Elle le rencontra sur son lieu de travail, à la cafétéria.
Mr tout le monde était fonctionnaire administratif. Poli, correct, de ces hommes qui ne commettront jamais aucun écart de langage,de conduite.
Ils étaient donc collègues mais pas dans le même département.
Comme d'habitude l'islam devient vite le sujet central de la conversation, plus inquisiteur, que curieux
Comme toujours, en bonne musulmane, elle se retrouva vite en position défensive, son argumentation préférée.
Couscous royal ou thé à la menthe? Il était plutôt thé. Et pour cause, il était allergique au café.
Mr tout le monde est du genre distant, hautain et réservé.
Ils se croisèrent quelques fois, lors de meeting ou autres sans affinités particulières, sans soucis majeurs, sans réelle conversation.
Et la crise financière tomba.
Monsieur fut mis au chômage partiel et elle continua son travail de communication.
Le personnel étant réduit de presque moitié, les survivants devaient travailler deux fois plus, deux fois plus vite, voire même se lancer dans des activités nouvelles. C'est au cours d'une de ces nouvelles activité, qu'elles se bloqua l'épaule dans une machine .
Arrivée en urgence à l'hôpital, le diagnostic fut sans appel: il faut opérer d'urgence.
Branle bas de combat: anesthésie, bloc , 1 heures d'opération, 2 heures en salle de réveil et ..retour à la chambre.
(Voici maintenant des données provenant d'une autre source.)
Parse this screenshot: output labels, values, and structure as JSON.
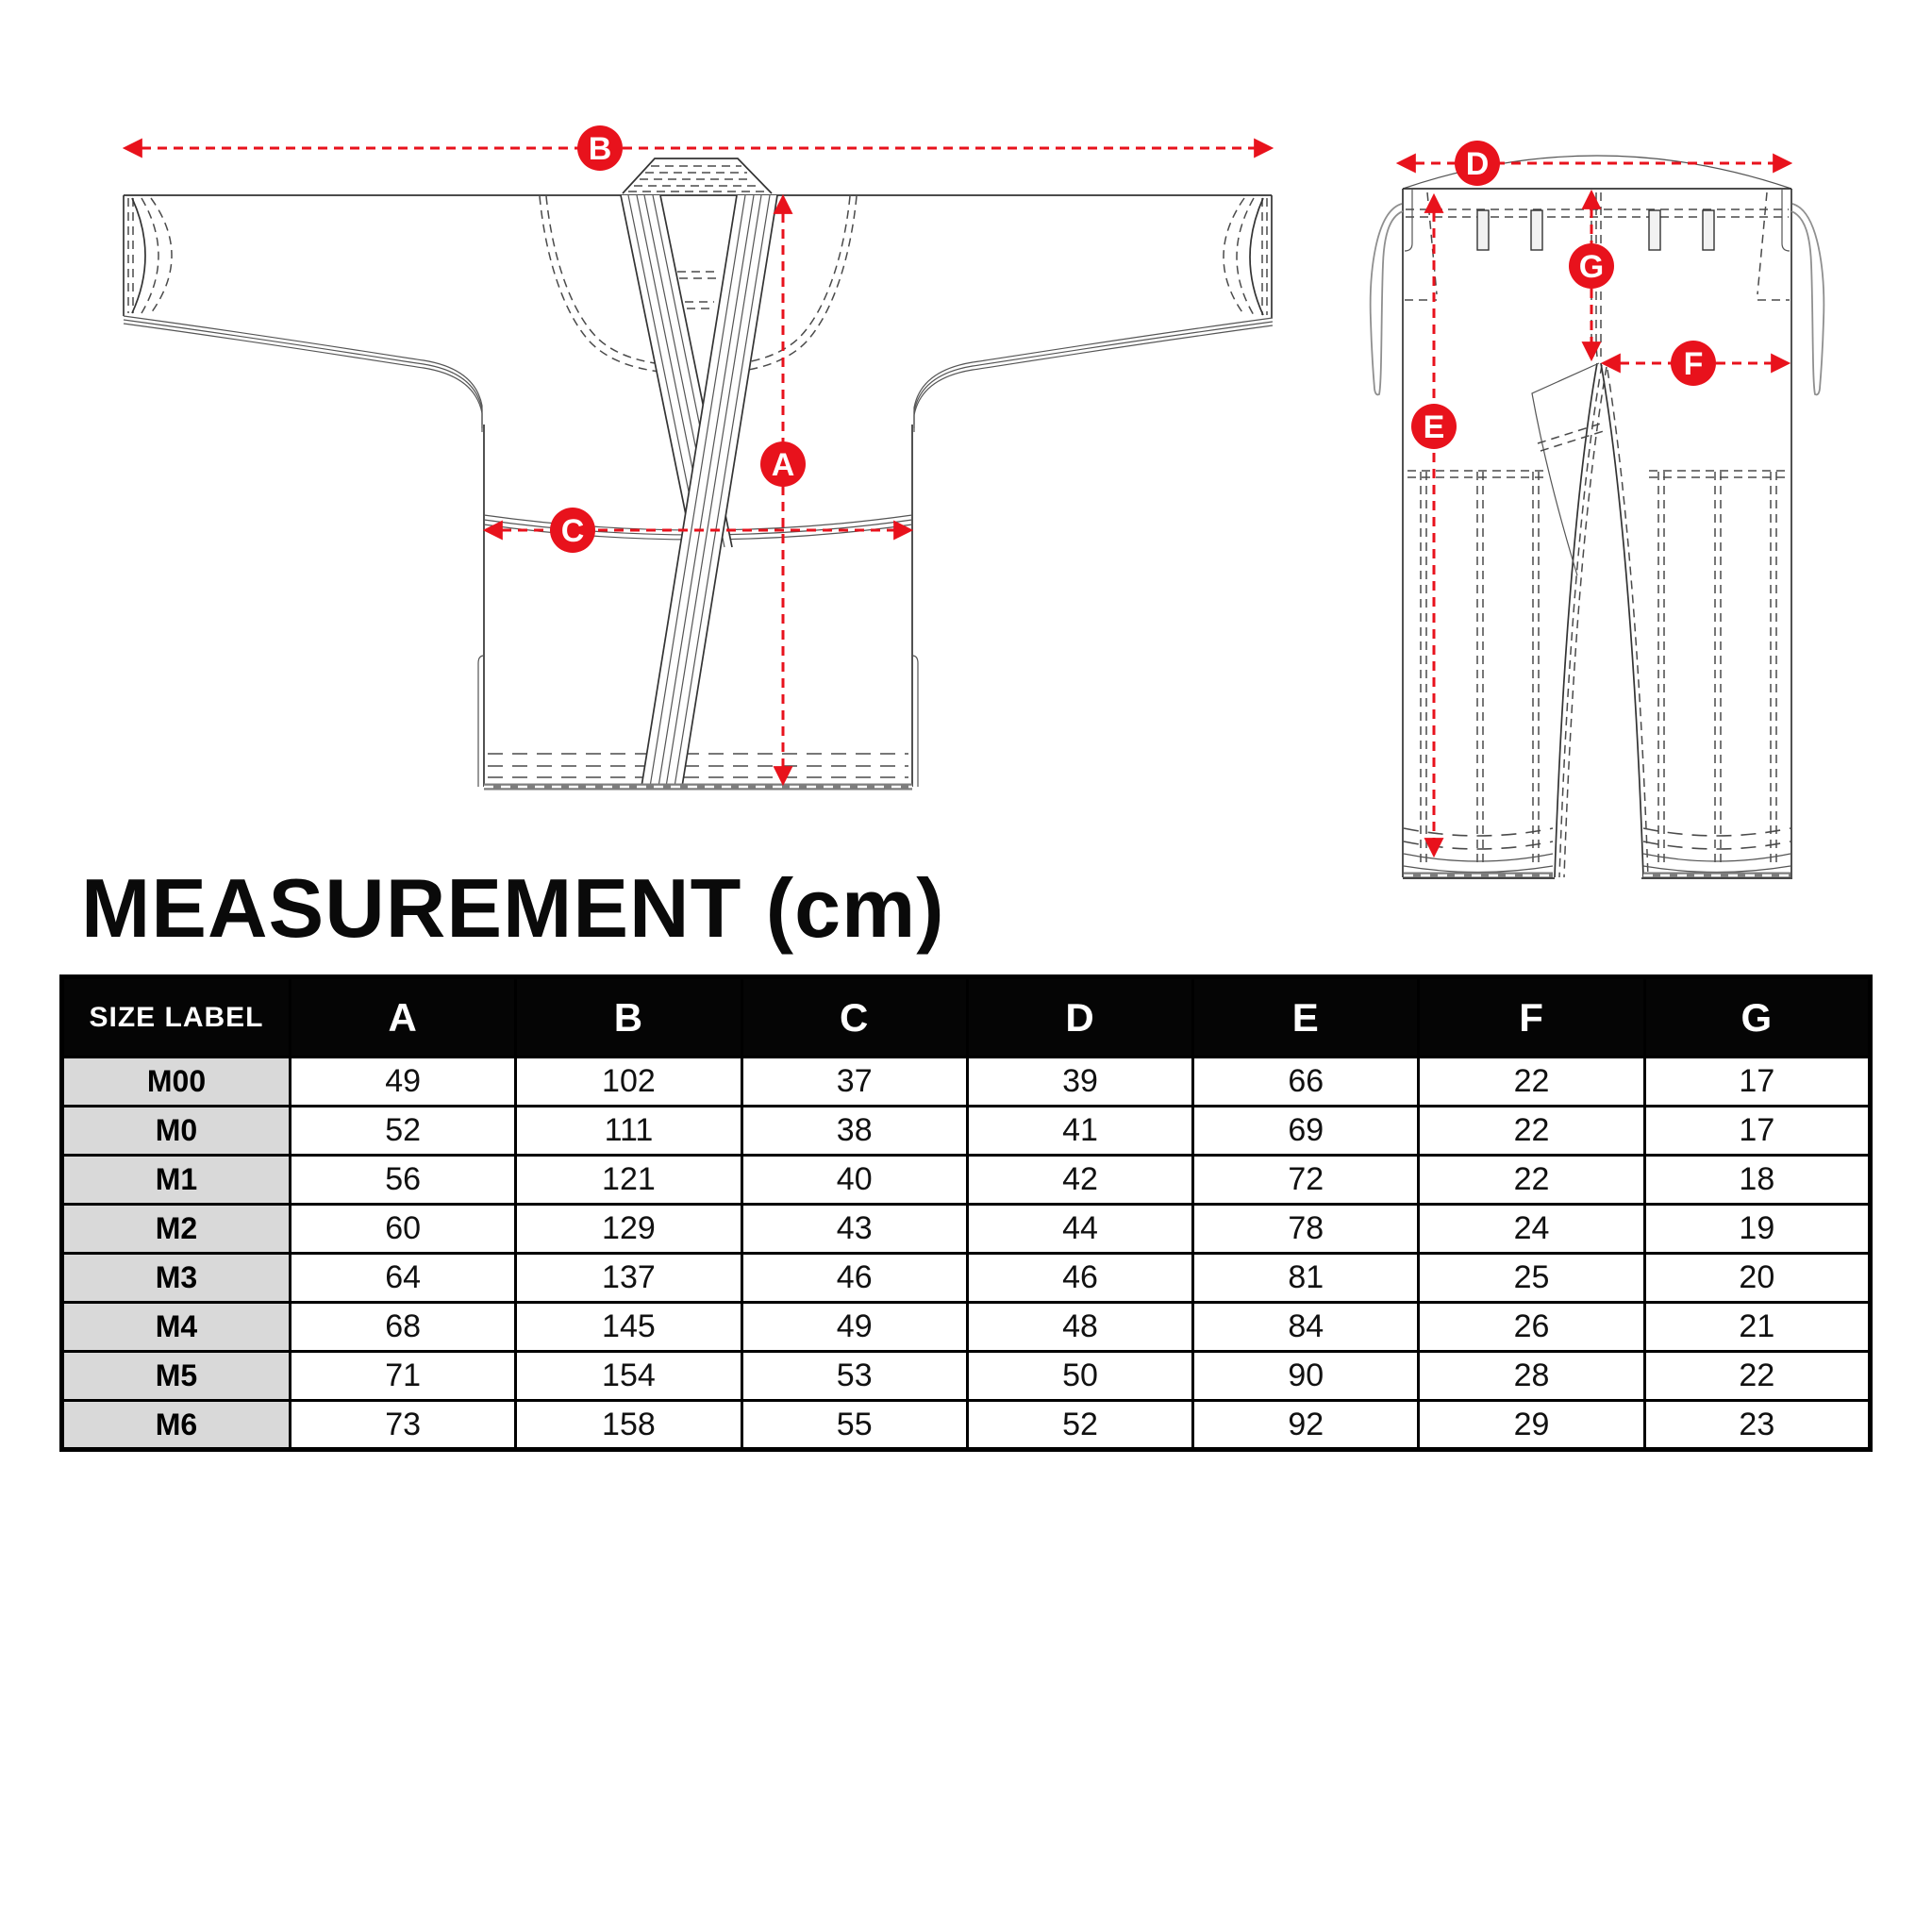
{
  "title": "MEASUREMENT (cm)",
  "diagram": {
    "accent_color": "#e8121c",
    "line_color": "#333333",
    "jacket": {
      "name": "gi jacket front view",
      "markers": [
        {
          "label": "A"
        },
        {
          "label": "B"
        },
        {
          "label": "C"
        }
      ]
    },
    "pants": {
      "name": "gi pants front view",
      "markers": [
        {
          "label": "D"
        },
        {
          "label": "E"
        },
        {
          "label": "F"
        },
        {
          "label": "G"
        }
      ]
    }
  },
  "table": {
    "header": [
      "SIZE LABEL",
      "A",
      "B",
      "C",
      "D",
      "E",
      "F",
      "G"
    ],
    "rows": [
      {
        "size": "M00",
        "values": [
          49,
          102,
          37,
          39,
          66,
          22,
          17
        ]
      },
      {
        "size": "M0",
        "values": [
          52,
          111,
          38,
          41,
          69,
          22,
          17
        ]
      },
      {
        "size": "M1",
        "values": [
          56,
          121,
          40,
          42,
          72,
          22,
          18
        ]
      },
      {
        "size": "M2",
        "values": [
          60,
          129,
          43,
          44,
          78,
          24,
          19
        ]
      },
      {
        "size": "M3",
        "values": [
          64,
          137,
          46,
          46,
          81,
          25,
          20
        ]
      },
      {
        "size": "M4",
        "values": [
          68,
          145,
          49,
          48,
          84,
          26,
          21
        ]
      },
      {
        "size": "M5",
        "values": [
          71,
          154,
          53,
          50,
          90,
          28,
          22
        ]
      },
      {
        "size": "M6",
        "values": [
          73,
          158,
          55,
          52,
          92,
          29,
          23
        ]
      }
    ]
  }
}
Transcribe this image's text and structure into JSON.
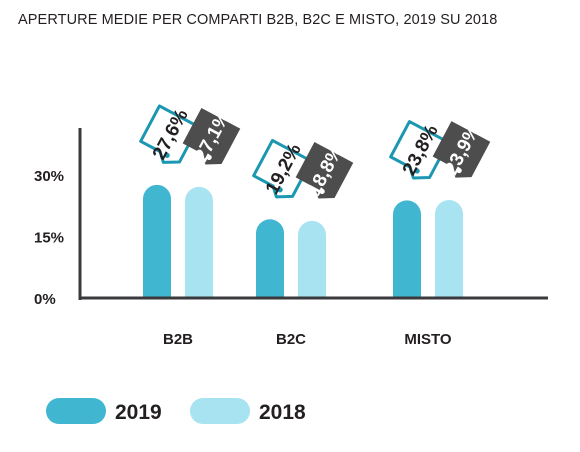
{
  "chart_data": {
    "type": "bar",
    "title": "APERTURE MEDIE PER COMPARTI B2B, B2C E MISTO, 2019 SU 2018",
    "categories": [
      "B2B",
      "B2C",
      "MISTO"
    ],
    "series": [
      {
        "name": "2019",
        "values": [
          27.6,
          19.2,
          23.8
        ],
        "labels": [
          "27,6%",
          "19,2%",
          "23,8%"
        ],
        "color": "#41b6d1"
      },
      {
        "name": "2018",
        "values": [
          27.1,
          18.8,
          23.9
        ],
        "labels": [
          "27,1%",
          "18,8%",
          "23,9%"
        ],
        "color": "#a8e3f2"
      }
    ],
    "yticks": [
      {
        "value": 0,
        "label": "0%"
      },
      {
        "value": 15,
        "label": "15%"
      },
      {
        "value": 30,
        "label": "30%"
      }
    ],
    "label_colors": {
      "2019": "#1b97b1",
      "2018": "#4d4d4d"
    },
    "legend_position": "bottom-left",
    "grid": false
  }
}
La douleur était lancinante et elle la ressentait fortement , par intermittence, entre deux assoupissement, deux éveils ou deux évanouissements, tellement longs qu'ils pouvaient s'apparenter à un coma.
Dans une semi-vie, ne sachant pas vraiment, ni de manière certaine si elle était morte ou vivante, elle se voyait allongée sur une table , seule au milieu d'une salle vide et immense.
Paniquée , ne sachant dans quelles conditions elle avait trépassée , elle se mit à réciter frénétiquement la chahada..on ne sait jamais...
Tant qu'il y a de la vie , il y de l'espoir..mais ou est la vie ..qu'est-ce que la vie...
N'étant pas très érudite en islam, elle ne savait , se demandait dans quelle station elle était et s'attendait , à tout moment à voir les Mounkir et Nakir.
Mais contre toute attente, elle le vit , lui , Mr tout le monde...vêtu d'une longue cape rouge , les yeux sortant des orbites, aussi effrayant qu'un martien
Elle eut du mal à le reconnaitre parmi ses disciples pareillement accoutrés avec des capes de diverses couleurs .
Parlant un langage qu'elle ne comprenait pas, ils n'en étaient pas mois inquiétant.
Elles se sentait aspirer le cheveux, dépossédée de ses pensées, sans même dire un mot, omettre un son.
S'en suivait une concertation de bouche à oreille entre eux , très cérémoniale, très solennelle.
Et quand il vint la chercher, c'est presque sans énergie et sans vie qu'elle le suivit jusqu'au balcon.
Montez sur la balustrade lui dit-il.
Elle s'exécuta comme une gymnaste , elle qui avait peur du vide et se maintint en équilibre telle une funambule de renom.